Wednesday, December 24, 2008

Is Journalism the Terri Schiavo of American Business?

Being away on vacation was really good for several things, including forgetting about how utterly our economy is in the toilet. For a little more than a week, I could just put out of my mind the seemingly unending string of bad news about the media that has been coming along, including one report that I saw suggesting that the New York Times is increasingly likely to declare bankruptcy next year, which is something, if it happens, that will absolutely send shockwaves around the world. We all know "Pinch" Sulzberger is borrowing against the company's ownershp stake in its new tower to service the company's debt, so already they're on the precipice. Scarily enough, Rupert salivates. Imagine him owning the Wall Street Journal and the Times! That's the thing he wants, kids.

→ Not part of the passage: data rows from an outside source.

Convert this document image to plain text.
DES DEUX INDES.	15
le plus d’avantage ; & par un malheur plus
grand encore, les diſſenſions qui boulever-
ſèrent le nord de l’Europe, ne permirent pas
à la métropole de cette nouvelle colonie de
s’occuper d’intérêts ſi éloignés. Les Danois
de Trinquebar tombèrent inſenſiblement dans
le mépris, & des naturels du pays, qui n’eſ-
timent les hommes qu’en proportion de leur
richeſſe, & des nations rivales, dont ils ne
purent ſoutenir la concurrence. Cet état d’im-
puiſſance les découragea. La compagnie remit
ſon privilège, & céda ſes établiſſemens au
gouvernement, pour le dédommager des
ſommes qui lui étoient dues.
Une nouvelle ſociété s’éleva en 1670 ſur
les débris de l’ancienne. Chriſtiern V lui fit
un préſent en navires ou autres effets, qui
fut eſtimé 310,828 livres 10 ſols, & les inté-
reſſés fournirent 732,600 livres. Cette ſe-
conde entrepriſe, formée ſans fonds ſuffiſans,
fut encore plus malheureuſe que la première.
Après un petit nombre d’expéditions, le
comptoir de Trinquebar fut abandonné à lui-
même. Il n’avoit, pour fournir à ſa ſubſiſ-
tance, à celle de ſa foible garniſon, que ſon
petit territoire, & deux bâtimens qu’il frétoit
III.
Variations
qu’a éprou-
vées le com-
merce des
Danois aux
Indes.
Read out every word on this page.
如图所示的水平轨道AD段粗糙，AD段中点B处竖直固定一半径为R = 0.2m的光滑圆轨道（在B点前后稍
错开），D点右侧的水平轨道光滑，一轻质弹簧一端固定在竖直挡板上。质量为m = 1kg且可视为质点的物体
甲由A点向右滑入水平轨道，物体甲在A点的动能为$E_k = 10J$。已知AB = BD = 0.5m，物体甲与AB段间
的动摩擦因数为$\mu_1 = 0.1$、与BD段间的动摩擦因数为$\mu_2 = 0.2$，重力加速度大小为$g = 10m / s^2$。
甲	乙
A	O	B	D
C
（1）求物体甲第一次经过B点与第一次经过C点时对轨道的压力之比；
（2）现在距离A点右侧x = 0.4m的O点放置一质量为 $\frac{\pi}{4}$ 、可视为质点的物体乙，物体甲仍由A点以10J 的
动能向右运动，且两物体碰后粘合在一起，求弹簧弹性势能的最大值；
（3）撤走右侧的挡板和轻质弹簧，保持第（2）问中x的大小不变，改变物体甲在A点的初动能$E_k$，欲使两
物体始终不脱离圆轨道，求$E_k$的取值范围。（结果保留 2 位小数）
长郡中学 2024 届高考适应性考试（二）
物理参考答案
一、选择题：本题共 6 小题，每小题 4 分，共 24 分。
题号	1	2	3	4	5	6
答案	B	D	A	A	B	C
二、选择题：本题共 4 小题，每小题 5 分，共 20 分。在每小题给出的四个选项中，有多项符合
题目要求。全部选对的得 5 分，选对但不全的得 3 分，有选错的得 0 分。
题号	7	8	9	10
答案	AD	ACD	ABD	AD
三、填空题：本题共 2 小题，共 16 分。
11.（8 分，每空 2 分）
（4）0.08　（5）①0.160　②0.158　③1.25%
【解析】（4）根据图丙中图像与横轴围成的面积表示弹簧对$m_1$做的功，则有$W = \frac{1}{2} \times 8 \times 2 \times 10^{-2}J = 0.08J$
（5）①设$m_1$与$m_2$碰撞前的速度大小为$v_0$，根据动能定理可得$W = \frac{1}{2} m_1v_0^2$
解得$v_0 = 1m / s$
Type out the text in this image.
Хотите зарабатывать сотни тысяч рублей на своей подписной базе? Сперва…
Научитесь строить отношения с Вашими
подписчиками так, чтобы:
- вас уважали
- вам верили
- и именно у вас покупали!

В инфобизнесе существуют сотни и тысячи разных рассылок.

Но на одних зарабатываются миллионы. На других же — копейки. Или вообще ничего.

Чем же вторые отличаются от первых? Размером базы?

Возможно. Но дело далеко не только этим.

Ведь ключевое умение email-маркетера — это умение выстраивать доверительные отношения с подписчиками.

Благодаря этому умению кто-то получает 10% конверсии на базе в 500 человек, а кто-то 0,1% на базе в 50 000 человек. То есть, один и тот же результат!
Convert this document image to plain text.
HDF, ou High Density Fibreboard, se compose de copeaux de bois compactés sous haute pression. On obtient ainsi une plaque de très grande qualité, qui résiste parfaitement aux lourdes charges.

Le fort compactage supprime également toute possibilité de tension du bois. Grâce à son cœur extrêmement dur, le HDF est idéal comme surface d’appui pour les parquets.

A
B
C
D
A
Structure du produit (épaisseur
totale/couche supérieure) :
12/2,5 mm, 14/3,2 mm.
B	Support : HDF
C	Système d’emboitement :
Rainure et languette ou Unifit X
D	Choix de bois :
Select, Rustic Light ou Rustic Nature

Well, anyway, here are some links to stories that are bringing me, however sadly, back to this thing we call earth. Sorry to be a big Debbie Downer on the eve of the birth of Christ, but who'll disagree that we need something like the Second Coming at this point to really save American journalism?

Washington Post, Baltimore Sun to Begin Sharing Some News Content
Betcha $10 this will include arts coverage in 2009.

Wenner of Discontent
"The latest round of cuts, which came Friday, marked the second time this month that Wenner Media has shed jobs. On Dec. 10, Wenner laid off four people in the editorial department, which now stands at 40 people."

Non-Profit Model for Newspapers May Be the Answer
There are two salient bits here. The first is what, for this story, functions as the dek:

"Before newspaper owners whittle their newsrooms and their product down to nothing, they owe it to themselves, their employees, their still-loyal readers and their communities -- not to mention their shareholders -- to try the not-for-profit route."

But the second is more intriguing, if worrisome, buried within the body of the story:
"Not-for-profit, tax-exempt. No longer dependent on commercial advertisers. A brave new world!

These not-for-profits would be supported by corporate sponsorships and by contributions from foundations and public-spirited citizens who care about the community and who understand how it would be diminished by the loss of its newspapers."